La Casamance, cette région du sud du pays, en a payé un lourd tribut. Lorsque le bateau Le Joola, essentiel pour relier cette région au reste du Sénégal, a été interdit de circulation, c’est toute une population qui s’est retrouvée coupée du monde. Le silence des médias à ce moment-là était assourdissant. Où étaient les voix des Madiambal Diagne, Mamoudou Ibra Kane, Maïmouna Ndour Faye, et de tant d’autres? Ceux qui avaient la responsabilité d’interpeller les autorités, de relayer les cris de détresse d’une région asphyxiée sur le plan économique, ont préféré détourner le regard. Le fait que la population soutenait une figure politique comme Ousmane Sonko a-t-il influencé cette indifférence? Il est difficile de ne pas y voir un lien.

Lorsqu’on tuait des enfants dans les rues, que les balles fusaient et que le sang coulait, certains médias, loin de couvrir ces événements tragiques, passaient en boucle des dessins animés. À ce moment-là, les journalistes avaient un choix à faire : celui de la vérité ou celui de la connivence. Malheureusement, beaucoup ont choisi le camp de la facilité, celui de la compromission. Combien d’entre eux se sont élevés contre la stigmatisation systématique des Casamançais, souvent réduits à leur patronyme à consonance diola? Très peu, pour ne pas dire aucun.
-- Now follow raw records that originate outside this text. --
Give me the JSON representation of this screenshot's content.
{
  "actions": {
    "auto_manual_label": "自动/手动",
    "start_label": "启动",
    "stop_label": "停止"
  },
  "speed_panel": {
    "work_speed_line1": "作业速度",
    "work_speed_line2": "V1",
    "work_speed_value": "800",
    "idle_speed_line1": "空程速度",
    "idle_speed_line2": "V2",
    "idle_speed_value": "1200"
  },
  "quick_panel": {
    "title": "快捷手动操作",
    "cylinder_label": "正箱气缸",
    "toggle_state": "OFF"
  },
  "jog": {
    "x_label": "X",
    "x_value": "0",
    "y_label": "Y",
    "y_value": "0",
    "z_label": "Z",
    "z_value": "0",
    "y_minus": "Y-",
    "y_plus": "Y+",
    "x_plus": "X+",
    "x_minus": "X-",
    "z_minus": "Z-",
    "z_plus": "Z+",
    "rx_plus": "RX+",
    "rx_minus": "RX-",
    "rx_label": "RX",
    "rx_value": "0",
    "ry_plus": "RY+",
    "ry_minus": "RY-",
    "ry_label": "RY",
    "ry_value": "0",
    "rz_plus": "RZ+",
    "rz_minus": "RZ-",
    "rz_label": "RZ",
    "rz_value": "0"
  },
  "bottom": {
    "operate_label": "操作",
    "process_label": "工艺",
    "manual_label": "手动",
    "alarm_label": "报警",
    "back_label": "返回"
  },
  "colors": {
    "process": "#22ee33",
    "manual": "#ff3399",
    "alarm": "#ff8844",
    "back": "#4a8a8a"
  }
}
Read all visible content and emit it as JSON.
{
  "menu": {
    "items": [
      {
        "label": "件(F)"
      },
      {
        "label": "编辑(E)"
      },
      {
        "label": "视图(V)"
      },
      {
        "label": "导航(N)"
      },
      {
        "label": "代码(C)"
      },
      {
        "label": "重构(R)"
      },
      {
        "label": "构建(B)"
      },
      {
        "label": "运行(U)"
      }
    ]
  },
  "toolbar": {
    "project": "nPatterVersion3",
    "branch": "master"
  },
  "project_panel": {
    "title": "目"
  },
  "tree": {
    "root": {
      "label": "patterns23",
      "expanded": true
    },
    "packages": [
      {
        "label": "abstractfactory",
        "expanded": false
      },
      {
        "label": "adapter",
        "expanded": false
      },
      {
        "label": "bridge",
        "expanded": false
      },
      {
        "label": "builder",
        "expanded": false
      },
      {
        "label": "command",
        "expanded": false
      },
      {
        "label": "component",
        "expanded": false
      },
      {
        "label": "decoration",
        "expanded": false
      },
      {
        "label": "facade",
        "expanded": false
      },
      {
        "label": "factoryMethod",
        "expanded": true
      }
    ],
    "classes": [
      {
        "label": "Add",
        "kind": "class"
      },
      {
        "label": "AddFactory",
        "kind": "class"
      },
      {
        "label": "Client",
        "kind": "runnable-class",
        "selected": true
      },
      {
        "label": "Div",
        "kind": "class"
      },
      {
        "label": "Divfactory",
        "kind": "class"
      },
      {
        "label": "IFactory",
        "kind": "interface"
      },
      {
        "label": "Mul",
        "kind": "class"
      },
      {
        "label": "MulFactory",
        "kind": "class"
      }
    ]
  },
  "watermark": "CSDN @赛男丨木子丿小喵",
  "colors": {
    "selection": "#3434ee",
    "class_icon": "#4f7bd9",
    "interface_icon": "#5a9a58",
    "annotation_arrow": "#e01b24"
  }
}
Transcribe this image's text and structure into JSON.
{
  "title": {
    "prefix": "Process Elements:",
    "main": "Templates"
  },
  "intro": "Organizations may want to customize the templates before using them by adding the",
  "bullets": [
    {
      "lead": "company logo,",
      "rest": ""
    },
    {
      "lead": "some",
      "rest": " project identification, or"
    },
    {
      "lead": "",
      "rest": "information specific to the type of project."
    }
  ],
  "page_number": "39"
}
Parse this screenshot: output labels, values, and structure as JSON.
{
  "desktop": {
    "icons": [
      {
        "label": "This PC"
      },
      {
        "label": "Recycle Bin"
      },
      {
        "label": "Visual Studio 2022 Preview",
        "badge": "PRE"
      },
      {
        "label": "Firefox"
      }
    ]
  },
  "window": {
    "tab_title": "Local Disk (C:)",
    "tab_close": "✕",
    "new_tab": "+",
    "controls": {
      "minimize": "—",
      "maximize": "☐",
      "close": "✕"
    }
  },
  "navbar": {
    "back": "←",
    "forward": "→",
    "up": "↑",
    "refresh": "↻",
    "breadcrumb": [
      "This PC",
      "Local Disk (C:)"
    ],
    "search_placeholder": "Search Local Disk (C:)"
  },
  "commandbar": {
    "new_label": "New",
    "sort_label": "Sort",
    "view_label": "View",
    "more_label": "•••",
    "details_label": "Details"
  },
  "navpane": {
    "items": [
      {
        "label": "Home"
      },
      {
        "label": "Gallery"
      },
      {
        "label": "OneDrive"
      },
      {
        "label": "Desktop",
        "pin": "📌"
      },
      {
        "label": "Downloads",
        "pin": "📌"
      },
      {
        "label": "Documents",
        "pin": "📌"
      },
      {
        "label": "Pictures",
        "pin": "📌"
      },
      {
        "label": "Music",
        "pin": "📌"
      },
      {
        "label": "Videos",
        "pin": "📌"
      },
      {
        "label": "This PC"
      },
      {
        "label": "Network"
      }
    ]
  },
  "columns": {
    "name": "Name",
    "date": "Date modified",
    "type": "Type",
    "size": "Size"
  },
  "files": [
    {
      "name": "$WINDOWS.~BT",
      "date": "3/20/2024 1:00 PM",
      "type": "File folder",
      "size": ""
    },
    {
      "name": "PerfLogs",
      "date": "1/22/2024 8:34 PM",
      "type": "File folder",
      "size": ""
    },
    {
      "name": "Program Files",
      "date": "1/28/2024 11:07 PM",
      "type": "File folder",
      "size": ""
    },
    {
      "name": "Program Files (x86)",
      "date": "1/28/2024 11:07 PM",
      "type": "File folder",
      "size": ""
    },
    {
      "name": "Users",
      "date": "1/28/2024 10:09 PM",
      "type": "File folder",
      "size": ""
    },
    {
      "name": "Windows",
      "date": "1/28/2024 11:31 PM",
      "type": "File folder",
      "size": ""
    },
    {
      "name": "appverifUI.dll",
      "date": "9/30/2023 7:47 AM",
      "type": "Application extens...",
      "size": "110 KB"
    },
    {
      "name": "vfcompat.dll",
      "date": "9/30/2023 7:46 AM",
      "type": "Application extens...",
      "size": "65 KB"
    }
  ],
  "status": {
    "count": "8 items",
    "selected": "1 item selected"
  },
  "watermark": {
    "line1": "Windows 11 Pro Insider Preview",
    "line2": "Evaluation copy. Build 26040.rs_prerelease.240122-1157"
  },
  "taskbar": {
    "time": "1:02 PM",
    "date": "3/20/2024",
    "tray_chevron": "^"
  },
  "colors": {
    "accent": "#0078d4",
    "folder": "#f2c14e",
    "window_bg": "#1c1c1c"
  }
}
L’indignation face à l’injustice aurait dû être le leitmotiv de toute une profession. Pourtant, dans cette lutte que le peuple sénégalais a menée avec dignité, nombre de journalistes ont préféré servir les intérêts d’un pouvoir aux abois, prêt à tout pour conserver son emprise. Ils ont pactisé avec le diable, troquant leur intégrité contre des privilèges matériels, des chaînes de télévision et des projets immobiliers. Ils ont choisi d’être les faire-valoir d’un régime oppressif, sacrifiant ainsi leur mission première : celle d’informer en toute indépendance.

Aujourd’hui, certains d’entre eux tentent de se poser en victimes, en défenseurs de la liberté d’expression. Mais le peuple n’est pas dupe. Il a vu, il sait. La confiance est brisée, et il faudra plus que des paroles pour la restaurer. Le journalisme ne doit pas être confondu avec le mercenariat de la plume, et ceux qui se sont compromis doivent en assumer les conséquences. Il est temps de redonner ses lettres de noblesse à cette profession si cruciale pour la démocratie, en réaffirmant son rôle d’éclaireur, de vigie, au service du peuple et non des puissants.

Le Sénégal mérite mieux. Il mérite un journalisme libre, courageux, et véritablement indépendant. Un journalisme qui ne pactise pas avec le diable, mais qui reste fidèle à la vérité, quoi qu’il en coûte.